The revision also introduced new tools that can strengthen diagnostic confidence. Two MRI features, the central vein sign (a tiny vein visible in the center of a lesion) and paramagnetic rim lesions (a ring of iron-laden immune cells at a lesion’s edge), can now provide supportive evidence for MS when available. These features help distinguish MS lesions from look-alikes caused by migraine or aging. Kappa free light chains in spinal fluid, a faster and cheaper alternative to traditional oligoclonal band testing, were also formally incorporated.

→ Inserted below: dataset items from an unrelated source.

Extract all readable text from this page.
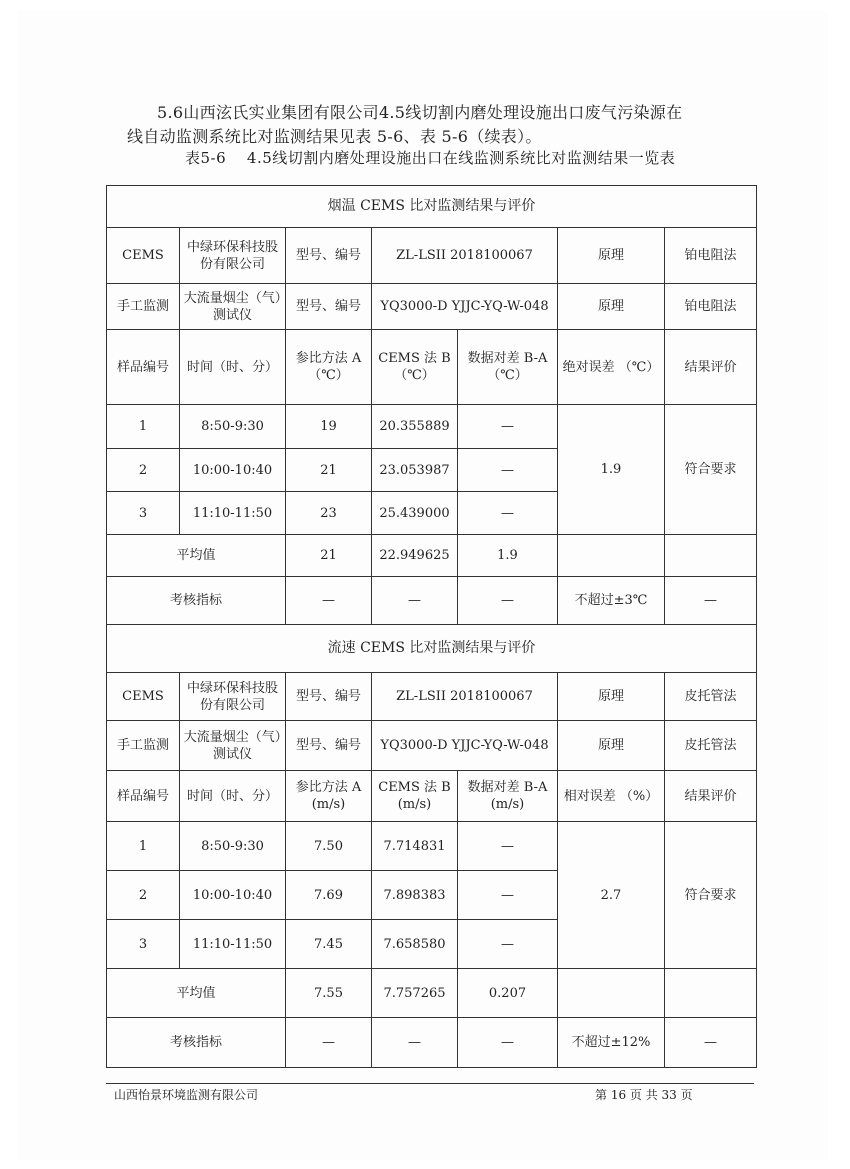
5.6山西泫氏实业集团有限公司4.5线切割内磨处理设施出口废气污染源在

线自动监测系统比对监测结果见表 5-6、表 5-6（续表）。

表5-6　 4.5线切割内磨处理设施出口在线监测系统比对监测结果一览表
烟温 CEMS 比对监测结果与评价						
CEMS	中绿环保科技股份有限公司	型号、编号	ZL-LSII 2018100067		原理	铂电阻法
手工监测	大流量烟尘（气）测试仪	型号、编号	YQ3000-D YJJC-YQ-W-048		原理	铂电阻法
样品编号	时间（时、分）	参比方法 A （℃）	CEMS 法 B （℃）	数据对差 B-A （℃）	绝对误差 （℃）	结果评价
1	8:50-9:30	19	20.355889	—	1.9	符合要求
2	10:00-10:40	21	23.053987	—		
3	11:10-11:50	23	25.439000	—		
平均值		21	22.949625	1.9		
考核指标		—	—	—	不超过±3℃	—
流速 CEMS 比对监测结果与评价						
CEMS	中绿环保科技股份有限公司	型号、编号	ZL-LSII 2018100067		原理	皮托管法
手工监测	大流量烟尘（气）测试仪	型号、编号	YQ3000-D YJJC-YQ-W-048		原理	皮托管法
样品编号	时间（时、分）	参比方法 A (m/s)	CEMS 法 B (m/s)	数据对差 B-A (m/s)	相对误差 （%）	结果评价
1	8:50-9:30	7.50	7.714831	—	2.7	符合要求
2	10:00-10:40	7.69	7.898383	—		
3	11:10-11:50	7.45	7.658580	—		
平均值		7.55	7.757265	0.207		
考核指标		—	—	—	不超过±12%	—
山西怡景环境监测有限公司	第 16 页 共 33 页
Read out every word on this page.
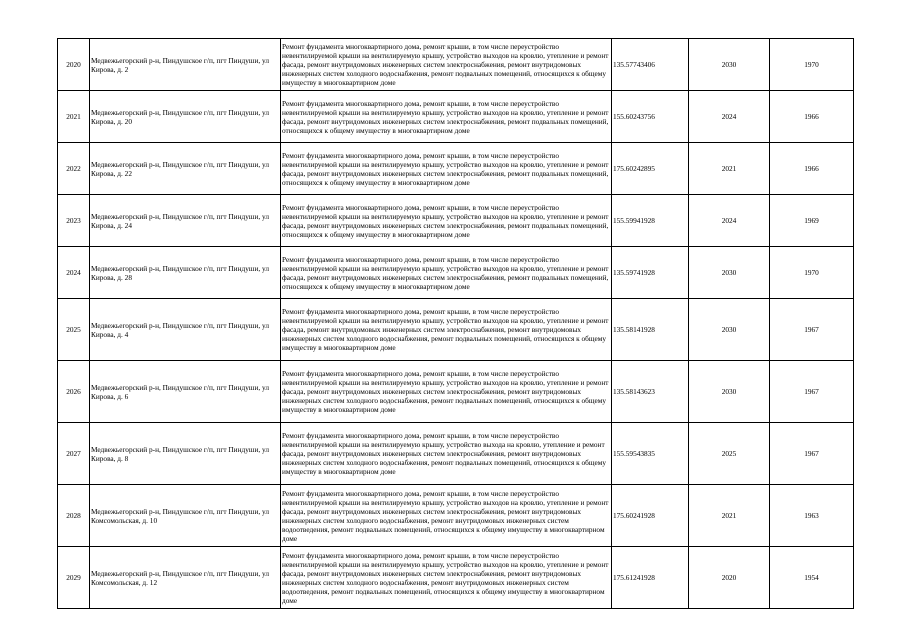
2020	Медвежьегорский р-н, Пиндушское г/п, пгт Пиндуши, ул Кирова, д. 2	Ремонт фундамента многоквартирного дома, ремонт крыши, в том числе переустройство невентилируемой крыши на вентилируемую крышу, устройство выходов на кровлю, утепление и ремонт фасада, ремонт внутридомовых инженерных систем электроснабжения, ремонт внутридомовых инженерных систем холодного водоснабжения, ремонт подвальных помещений, относящихся к общему имуществу в многоквартирном доме	135.57743406	2030	1970
2021	Медвежьегорский р-н, Пиндушское г/п, пгт Пиндуши, ул Кирова, д. 20	Ремонт фундамента многоквартирного дома, ремонт крыши, в том числе переустройство невентилируемой крыши на вентилируемую крышу, устройство выходов на кровлю, утепление и ремонт фасада, ремонт внутридомовых инженерных систем электроснабжения, ремонт подвальных помещений, относящихся к общему имуществу в многоквартирном доме	155.60243756	2024	1966
2022	Медвежьегорский р-н, Пиндушское г/п, пгт Пиндуши, ул Кирова, д. 22	Ремонт фундамента многоквартирного дома, ремонт крыши, в том числе переустройство невентилируемой крыши на вентилируемую крышу, устройство выходов на кровлю, утепление и ремонт фасада, ремонт внутридомовых инженерных систем электроснабжения, ремонт подвальных помещений, относящихся к общему имуществу в многоквартирном доме	175.60242895	2021	1966
2023	Медвежьегорский р-н, Пиндушское г/п, пгт Пиндуши, ул Кирова, д. 24	Ремонт фундамента многоквартирного дома, ремонт крыши, в том числе переустройство невентилируемой крыши на вентилируемую крышу, устройство выходов на кровлю, утепление и ремонт фасада, ремонт внутридомовых инженерных систем электроснабжения, ремонт подвальных помещений, относящихся к общему имуществу в многоквартирном доме	155.59941928	2024	1969
2024	Медвежьегорский р-н, Пиндушское г/п, пгт Пиндуши, ул Кирова, д. 28	Ремонт фундамента многоквартирного дома, ремонт крыши, в том числе переустройство невентилируемой крыши на вентилируемую крышу, устройство выходов на кровлю, утепление и ремонт фасада, ремонт внутридомовых инженерных систем электроснабжения, ремонт подвальных помещений, относящихся к общему имуществу в многоквартирном доме	135.59741928	2030	1970
2025	Медвежьегорский р-н, Пиндушское г/п, пгт Пиндуши, ул Кирова, д. 4	Ремонт фундамента многоквартирного дома, ремонт крыши, в том числе переустройство невентилируемой крыши на вентилируемую крышу, устройство выходов на кровлю, утепление и ремонт фасада, ремонт внутридомовых инженерных систем электроснабжения, ремонт внутридомовых инженерных систем холодного водоснабжения, ремонт подвальных помещений, относящихся к общему имуществу в многоквартирном доме	135.58141928	2030	1967
2026	Медвежьегорский р-н, Пиндушское г/п, пгт Пиндуши, ул Кирова, д. 6	Ремонт фундамента многоквартирного дома, ремонт крыши, в том числе переустройство невентилируемой крыши на вентилируемую крышу, устройство выходов на кровлю, утепление и ремонт фасада, ремонт внутридомовых инженерных систем электроснабжения, ремонт внутридомовых инженерных систем холодного водоснабжения, ремонт подвальных помещений, относящихся к общему имуществу в многоквартирном доме	135.58143623	2030	1967
2027	Медвежьегорский р-н, Пиндушское г/п, пгт Пиндуши, ул Кирова, д. 8	Ремонт фундамента многоквартирного дома, ремонт крыши, в том числе переустройство невентилируемой крыши на вентилируемую крышу, устройство выхода на кровлю, утепление и ремонт фасада, ремонт внутридомовых инженерных систем электроснабжения, ремонт внутридомовых инженерных систем холодного водоснабжения, ремонт подвальных помещений, относящихся к общему имуществу в многоквартирном доме	155.59543835	2025	1967
2028	Медвежьегорский р-н, Пиндушское г/п, пгт Пиндуши, ул Комсомольская, д. 10	Ремонт фундамента многоквартирного дома, ремонт крыши, в том числе переустройство невентилируемой крыши на вентилируемую крышу, устройство выходов на кровлю, утепление и ремонт фасада, ремонт внутридомовых инженерных систем электроснабжения, ремонт внутридомовых инженерных систем холодного водоснабжения, ремонт внутридомовых инженерных систем водоотведения, ремонт подвальных помещений, относящихся к общему имуществу в многоквартирном доме	175.60241928	2021	1963
2029	Медвежьегорский р-н, Пиндушское г/п, пгт Пиндуши, ул Комсомольская, д. 12	Ремонт фундамента многоквартирного дома, ремонт крыши, в том числе переустройство невентилируемой крыши на вентилируемую крышу, устройство выходов на кровлю, утепление и ремонт фасада, ремонт внутридомовых инженерных систем электроснабжения, ремонт внутридомовых инженерных систем холодного водоснабжения, ремонт внутридомовых инженерных систем водоотведения, ремонт подвальных помещений, относящихся к общему имуществу в многоквартирном доме	175.61241928	2020	1954
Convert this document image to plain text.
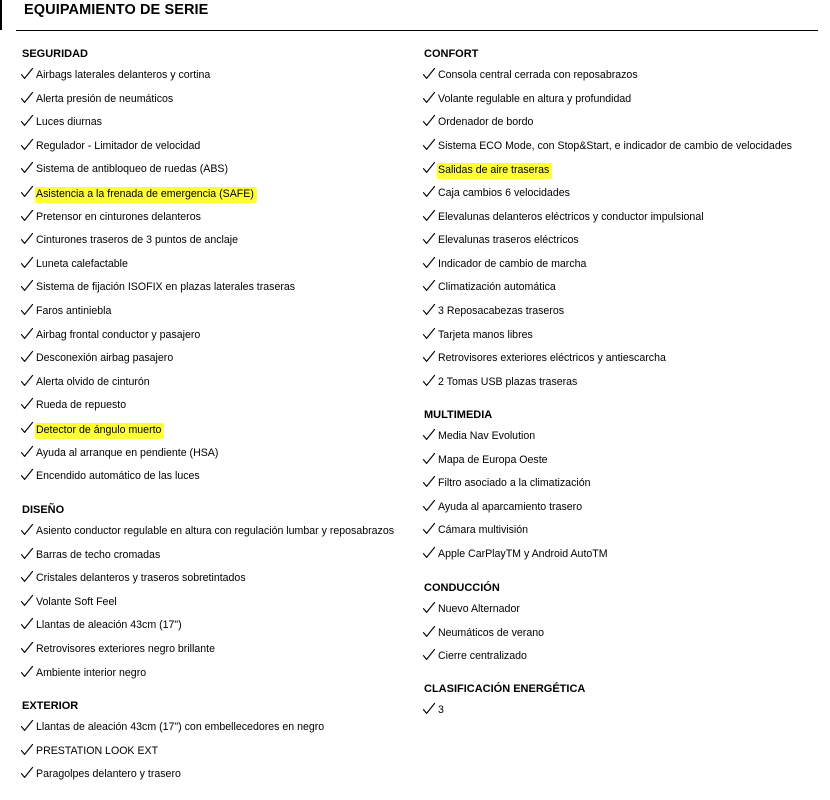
EQUIPAMIENTO DE SERIE
SEGURIDAD
Airbags laterales delanteros y cortina
Alerta presión de neumáticos
Luces diurnas
Regulador - Limitador de velocidad
Sistema de antibloqueo de ruedas (ABS)
Asistencia a la frenada de emergencia (SAFE)
Pretensor en cinturones delanteros
Cinturones traseros de 3 puntos de anclaje
Luneta calefactable
Sistema de fijación ISOFIX en plazas laterales traseras
Faros antiniebla
Airbag frontal conductor y pasajero
Desconexión airbag pasajero
Alerta olvido de cinturón
Rueda de repuesto
Detector de ángulo muerto
Ayuda al arranque en pendiente (HSA)
Encendido automático de las luces
DISEÑO
Asiento conductor regulable en altura con regulación lumbar y reposabrazos
Barras de techo cromadas
Cristales delanteros y traseros sobretintados
Volante Soft Feel
Llantas de aleación 43cm (17")
Retrovisores exteriores negro brillante
Ambiente interior negro
EXTERIOR
Llantas de aleación 43cm (17") con embellecedores en negro
PRESTATION LOOK EXT
Paragolpes delantero y trasero
CONFORT
Consola central cerrada con reposabrazos
Volante regulable en altura y profundidad
Ordenador de bordo
Sistema ECO Mode, con Stop&Start, e indicador de cambio de velocidades
Salidas de aire traseras
Caja cambios 6 velocidades
Elevalunas delanteros eléctricos y conductor impulsional
Elevalunas traseros eléctricos
Indicador de cambio de marcha
Climatización automática
3 Reposacabezas traseros
Tarjeta manos libres
Retrovisores exteriores eléctricos y antiescarcha
2 Tomas USB plazas traseras
MULTIMEDIA
Media Nav Evolution
Mapa de Europa Oeste
Filtro asociado a la climatización
Ayuda al aparcamiento trasero
Cámara multivisión
Apple CarPlayTM y Android AutoTM
CONDUCCIÓN
Nuevo Alternador
Neumáticos de verano
Cierre centralizado
CLASIFICACIÓN ENERGÉTICA
3
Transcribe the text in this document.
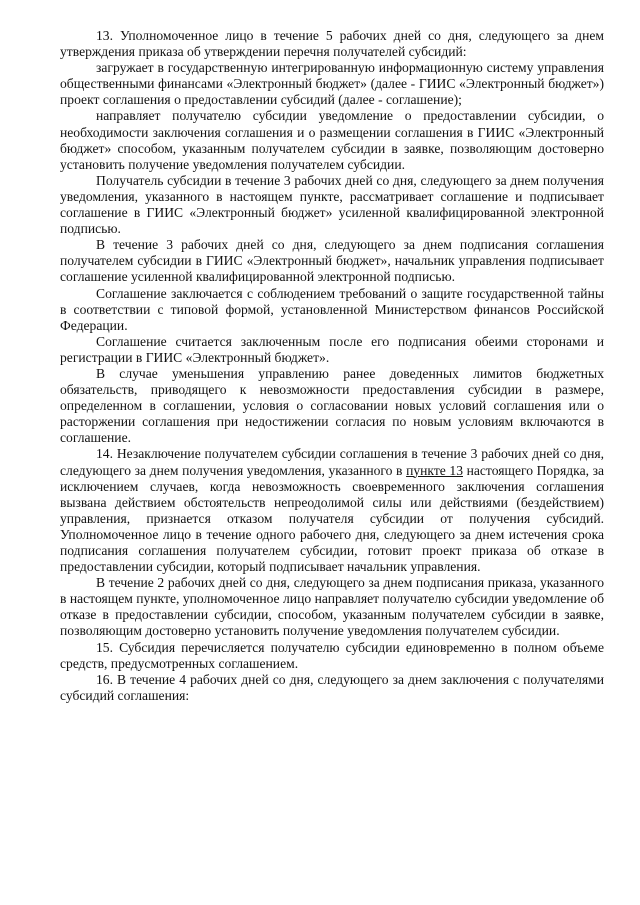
13. Уполномоченное лицо в течение 5 рабочих дней со дня, следующего за днем утверждения приказа об утверждении перечня получателей субсидий:

загружает в государственную интегрированную информационную систему управления общественными финансами «Электронный бюджет» (далее - ГИИС «Электронный бюджет») проект соглашения о предоставлении субсидий (далее - соглашение);

направляет получателю субсидии уведомление о предоставлении субсидии, о необходимости заключения соглашения и о размещении соглашения в ГИИС «Электронный бюджет» способом, указанным получателем субсидии в заявке, позволяющим достоверно установить получение уведомления получателем субсидии.

Получатель субсидии в течение 3 рабочих дней со дня, следующего за днем получения уведомления, указанного в настоящем пункте, рассматривает соглашение и подписывает соглашение в ГИИС «Электронный бюджет» усиленной квалифицированной электронной подписью.

В течение 3 рабочих дней со дня, следующего за днем подписания соглашения получателем субсидии в ГИИС «Электронный бюджет», начальник управления подписывает соглашение усиленной квалифицированной электронной подписью.

Соглашение заключается с соблюдением требований о защите государственной тайны в соответствии с типовой формой, установленной Министерством финансов Российской Федерации.

Соглашение считается заключенным после его подписания обеими сторонами и регистрации в ГИИС «Электронный бюджет».

В случае уменьшения управлению ранее доведенных лимитов бюджетных обязательств, приводящего к невозможности предоставления субсидии в размере, определенном в соглашении, условия о согласовании новых условий соглашения или о расторжении соглашения при недостижении согласия по новым условиям включаются в соглашение.

14. Незаключение получателем субсидии соглашения в течение 3 рабочих дней со дня, следующего за днем получения уведомления, указанного в пункте 13 настоящего Порядка, за исключением случаев, когда невозможность своевременного заключения соглашения вызвана действием обстоятельств непреодолимой силы или действиями (бездействием) управления, признается отказом получателя субсидии от получения субсидий. Уполномоченное лицо в течение одного рабочего дня, следующего за днем истечения срока подписания соглашения получателем субсидии, готовит проект приказа об отказе в предоставлении субсидии, который подписывает начальник управления.

В течение 2 рабочих дней со дня, следующего за днем подписания приказа, указанного в настоящем пункте, уполномоченное лицо направляет получателю субсидии уведомление об отказе в предоставлении субсидии, способом, указанным получателем субсидии в заявке, позволяющим достоверно установить получение уведомления получателем субсидии.

15. Субсидия перечисляется получателю субсидии единовременно в полном объеме средств, предусмотренных соглашением.

16. В течение 4 рабочих дней со дня, следующего за днем заключения с получателями субсидий соглашения:
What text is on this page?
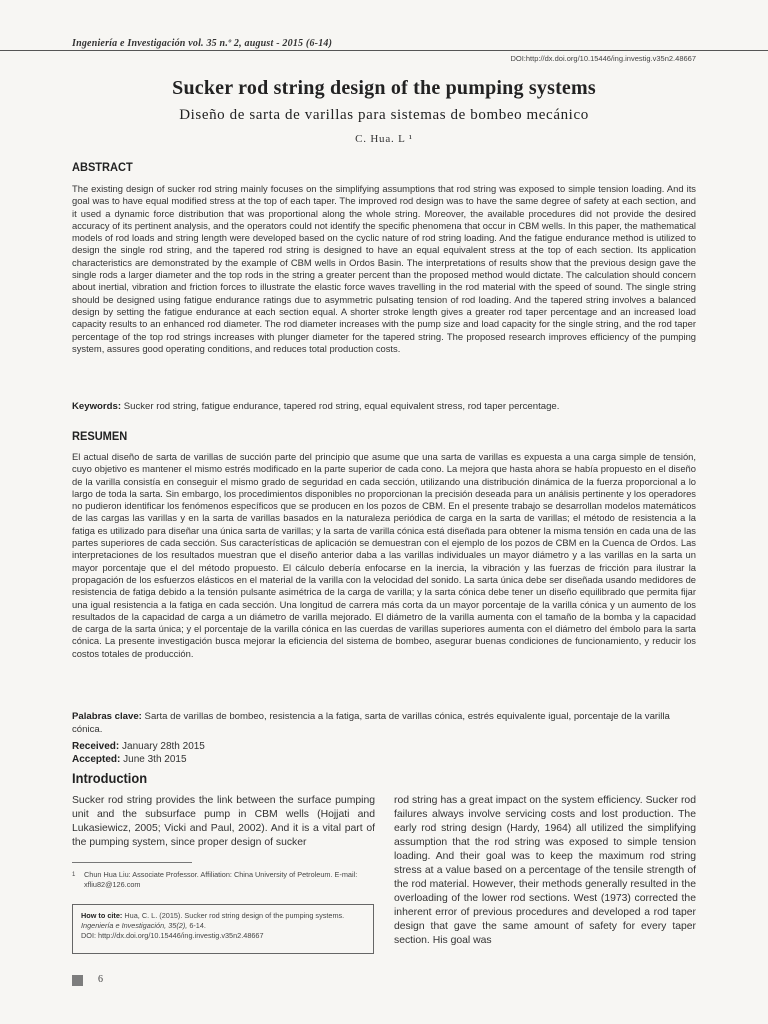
Ingeniería e Investigación vol. 35 n.º 2, august - 2015 (6-14)
DOI:http://dx.doi.org/10.15446/ing.investig.v35n2.48667
Sucker rod string design of the pumping systems
Diseño de sarta de varillas para sistemas de bombeo mecánico
C. Hua. L ¹
ABSTRACT
The existing design of sucker rod string mainly focuses on the simplifying assumptions that rod string was exposed to simple tension loading. And its goal was to have equal modified stress at the top of each taper. The improved rod design was to have the same degree of safety at each section, and it used a dynamic force distribution that was proportional along the whole string. Moreover, the available procedures did not provide the desired accuracy of its pertinent analysis, and the operators could not identify the specific phenomena that occur in CBM wells. In this paper, the mathematical models of rod loads and string length were developed based on the cyclic nature of rod string loading. And the fatigue endurance method is utilized to design the single rod string, and the tapered rod string is designed to have an equal equivalent stress at the top of each section. Its application characteristics are demonstrated by the example of CBM wells in Ordos Basin. The interpretations of results show that the previous design gave the single rods a larger diameter and the top rods in the string a greater percent than the proposed method would dictate. The calculation should concern about inertial, vibration and friction forces to illustrate the elastic force waves travelling in the rod material with the speed of sound. The single string should be designed using fatigue endurance ratings due to asymmetric pulsating tension of rod loading. And the tapered string involves a balanced design by setting the fatigue endurance at each section equal. A shorter stroke length gives a greater rod taper percentage and an increased load capacity results to an enhanced rod diameter. The rod diameter increases with the pump size and load capacity for the single string, and the rod taper percentage of the top rod strings increases with plunger diameter for the tapered string. The proposed research improves efficiency of the pumping system, assures good operating conditions, and reduces total production costs.
Keywords: Sucker rod string, fatigue endurance, tapered rod string, equal equivalent stress, rod taper percentage.
RESUMEN
El actual diseño de sarta de varillas de succión parte del principio que asume que una sarta de varillas es expuesta a una carga simple de tensión, cuyo objetivo es mantener el mismo estrés modificado en la parte superior de cada cono. La mejora que hasta ahora se había propuesto en el diseño de la varilla consistía en conseguir el mismo grado de seguridad en cada sección, utilizando una distribución dinámica de la fuerza proporcional a lo largo de toda la sarta. Sin embargo, los procedimientos disponibles no proporcionan la precisión deseada para un análisis pertinente y los operadores no pudieron identificar los fenómenos específicos que se producen en los pozos de CBM. En el presente trabajo se desarrollan modelos matemáticos de las cargas las varillas y en la sarta de varillas basados en la naturaleza periódica de carga en la sarta de varillas; el método de resistencia a la fatiga es utilizado para diseñar una única sarta de varillas; y la sarta de varilla cónica está diseñada para obtener la misma tensión en cada una de las partes superiores de cada sección. Sus características de aplicación se demuestran con el ejemplo de los pozos de CBM en la Cuenca de Ordos. Las interpretaciones de los resultados muestran que el diseño anterior daba a las varillas individuales un mayor diámetro y a las varillas en la sarta un mayor porcentaje que el del método propuesto. El cálculo debería enfocarse en la inercia, la vibración y las fuerzas de fricción para ilustrar la propagación de los esfuerzos elásticos en el material de la varilla con la velocidad del sonido. La sarta única debe ser diseñada usando medidores de resistencia de fatiga debido a la tensión pulsante asimétrica de la carga de varilla; y la sarta cónica debe tener un diseño equilibrado que permita fijar una igual resistencia a la fatiga en cada sección. Una longitud de carrera más corta da un mayor porcentaje de la varilla cónica y un aumento de los resultados de la capacidad de carga a un diámetro de varilla mejorado. El diámetro de la varilla aumenta con el tamaño de la bomba y la capacidad de carga de la sarta única; y el porcentaje de la varilla cónica en las cuerdas de varillas superiores aumenta con el diámetro del émbolo para la sarta cónica. La presente investigación busca mejorar la eficiencia del sistema de bombeo, asegurar buenas condiciones de funcionamiento, y reducir los costos totales de producción.
Palabras clave: Sarta de varillas de bombeo, resistencia a la fatiga, sarta de varillas cónica, estrés equivalente igual, porcentaje de la varilla cónica.
Received: January 28th 2015
Accepted: June 3th 2015
Introduction
Sucker rod string provides the link between the surface pumping unit and the subsurface pump in CBM wells (Hojjati and Lukasiewicz, 2005; Vicki and Paul, 2002). And it is a vital part of the pumping system, since proper design of sucker
rod string has a great impact on the system efficiency. Sucker rod failures always involve servicing costs and lost production. The early rod string design (Hardy, 1964) all utilized the simplifying assumption that the rod string was exposed to simple tension loading. And their goal was to keep the maximum rod string stress at a value based on a percentage of the tensile strength of the rod material. However, their methods generally resulted in the overloading of the lower rod sections. West (1973) corrected the inherent error of previous procedures and developed a rod taper design that gave the same amount of safety for every taper section. His goal was
1 Chun Hua Liu: Associate Professor. Affiliation: China University of Petroleum. E-mail: xfliu82@126.com
How to cite: Hua, C. L. (2015). Sucker rod string design of the pumping systems. Ingeniería e Investigación, 35(2), 6-14.
DOI: http://dx.doi.org/10.15446/ing.investig.v35n2.48667
6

The 2024 criteria also unified the diagnostic approach across relapsing and progressive forms of MS and across age groups, providing guidance for both pediatric and late-life presentations. For patients over 50, where age-related white matter changes can mimic MS lesions, the criteria now offer specific guidance to reduce the risk of misdiagnosis. In certain cases, the revision even allows a diagnosis when someone has radiologically isolated syndrome, meaning characteristic MS lesions found incidentally on a brain scan done for another reason, without any neurological symptoms yet.
Accuracy and Limitations
The McDonald criteria are highly sensitive, meaning they catch nearly everyone who has MS. A study of patients with clinically isolated syndrome found that the 2017 criteria had 100 percent sensitivity. However, specificity was notably low at just 13.8 percent, meaning a significant number of people who met the criteria at the CIS stage did not ultimately develop MS. This imbalance reflects the criteria’s design priority: catching MS early so treatment can begin, even at the cost of some false positives that require reassessment over time.
This is why neurologists treat a McDonald criteria diagnosis as a living assessment rather than a one-time ruling. The “no better explanation” requirement means the diagnosis should be reconsidered if symptoms evolve in unexpected ways, if treatment doesn’t produce expected results, or if new information points toward an alternative condition. More than 60 known causes of optic nerve inflammation alone exist, and conditions like neuromyelitis optica spectrum disorder can closely mimic MS on early presentation.